Przy pierwszym kontakcie tworzy to wrażenie ‘dziecinności’, jakby haitański był trochę koślawym francuskim pisanym ze słuchu. Ale… sa ou wè se pa sa! – nawet wypowiedzi, których wszystkie części składowe mają francuskie etymologie, w wyniku zmian fonetyczne, przesunięć znaczeń słów, i -przede wszystkim- składni, znacznie odbiegającej od francuskiej, wcale nie są tak przejrzyste. Jeśli przetranskrybujemy przykładowe zdanie na francuską ortografię, wyjdzie – ça vous voir s’est pas ça – co da się zrozumieć, ale nie od razu.

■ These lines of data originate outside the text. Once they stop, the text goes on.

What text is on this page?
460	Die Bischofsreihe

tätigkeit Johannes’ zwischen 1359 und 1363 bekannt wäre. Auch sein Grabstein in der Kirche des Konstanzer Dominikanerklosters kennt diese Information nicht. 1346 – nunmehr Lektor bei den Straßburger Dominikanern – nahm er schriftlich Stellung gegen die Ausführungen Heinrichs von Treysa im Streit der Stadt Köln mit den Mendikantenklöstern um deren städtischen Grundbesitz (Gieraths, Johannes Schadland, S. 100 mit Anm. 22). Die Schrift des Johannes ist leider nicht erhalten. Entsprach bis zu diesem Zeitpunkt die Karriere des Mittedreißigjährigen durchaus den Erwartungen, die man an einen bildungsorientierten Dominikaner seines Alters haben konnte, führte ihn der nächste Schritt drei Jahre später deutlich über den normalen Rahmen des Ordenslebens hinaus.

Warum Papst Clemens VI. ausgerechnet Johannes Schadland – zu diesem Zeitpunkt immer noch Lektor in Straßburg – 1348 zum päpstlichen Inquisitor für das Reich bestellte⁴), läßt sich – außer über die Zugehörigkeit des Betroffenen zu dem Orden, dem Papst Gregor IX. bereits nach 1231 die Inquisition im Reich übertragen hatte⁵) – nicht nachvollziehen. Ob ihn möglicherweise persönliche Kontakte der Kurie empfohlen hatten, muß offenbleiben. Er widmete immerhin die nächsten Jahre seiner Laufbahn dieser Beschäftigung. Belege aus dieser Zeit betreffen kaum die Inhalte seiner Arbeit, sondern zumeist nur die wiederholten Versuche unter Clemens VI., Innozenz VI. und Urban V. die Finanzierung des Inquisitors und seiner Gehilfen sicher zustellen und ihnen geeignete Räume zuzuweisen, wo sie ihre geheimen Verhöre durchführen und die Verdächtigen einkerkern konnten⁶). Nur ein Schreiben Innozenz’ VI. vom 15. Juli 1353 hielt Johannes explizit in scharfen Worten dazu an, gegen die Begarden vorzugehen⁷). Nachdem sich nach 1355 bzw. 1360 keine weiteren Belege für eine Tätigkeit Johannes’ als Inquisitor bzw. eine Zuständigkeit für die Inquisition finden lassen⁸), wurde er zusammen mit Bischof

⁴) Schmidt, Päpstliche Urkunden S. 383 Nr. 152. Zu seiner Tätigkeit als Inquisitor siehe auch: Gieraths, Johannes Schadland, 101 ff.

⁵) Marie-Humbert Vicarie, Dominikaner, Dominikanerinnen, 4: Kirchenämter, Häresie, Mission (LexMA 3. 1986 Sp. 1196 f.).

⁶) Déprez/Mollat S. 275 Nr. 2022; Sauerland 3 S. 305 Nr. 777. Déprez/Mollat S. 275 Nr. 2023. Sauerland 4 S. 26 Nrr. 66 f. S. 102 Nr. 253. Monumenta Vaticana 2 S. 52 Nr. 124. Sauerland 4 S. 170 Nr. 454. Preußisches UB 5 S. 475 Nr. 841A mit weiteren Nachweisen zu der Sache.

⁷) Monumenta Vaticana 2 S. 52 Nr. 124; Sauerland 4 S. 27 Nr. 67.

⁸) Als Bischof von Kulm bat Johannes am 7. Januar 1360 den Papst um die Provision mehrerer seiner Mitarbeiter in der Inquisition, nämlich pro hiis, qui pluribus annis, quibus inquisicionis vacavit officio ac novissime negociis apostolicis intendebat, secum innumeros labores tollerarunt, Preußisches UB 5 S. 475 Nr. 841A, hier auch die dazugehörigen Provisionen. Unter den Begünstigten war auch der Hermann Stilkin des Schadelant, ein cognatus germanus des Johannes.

Weźmy inne powiedzenie – chita pa bay którego francuski ekwiwalent to assieder pas bailler [siadać nie pożyczać] a domyślna interpretacja to coś w rodzaju ‘nie siadaj, pożycz’. Ale to domyślna interpretacja na gruncie francuskiego, gdzie negację tworzy się otaczając czasownik “ne … pas”, przy czym ‘ne’ można pominąć, ale ‘pas’ stoi po wyrazie do którego się odnosi. Tymczasem w haitańskim jest inaczej – pa stoi przed czasownikiem, nie po nim. chita pa bay niejako w pakiecie ilustruje też inne niż składnia przyczyny trudności interpretacyjnych – zmiany fonetyczne (to że chita jest pokrewne z assieder nie rzuca się w uszy), przesunięcia znaczeniowe (bay to nie ‘pożyczać’, a ‘dać’), oraz inną idiomatykę (‘dać’ jest rozumiane szeroko, jako ‘przynosić korzyści’) – całość znaczy coś w rodzaju ‘siedzenie (nic) nie daje’ (= trzeba się starać). I faktycznie, mimo że start w haitańskim jest nieco łatwiejszy (zwłaszcza jeśli się zna francuski, duża część słownictwa jest rozpoznawalna), to i tak trzeba się wysilić.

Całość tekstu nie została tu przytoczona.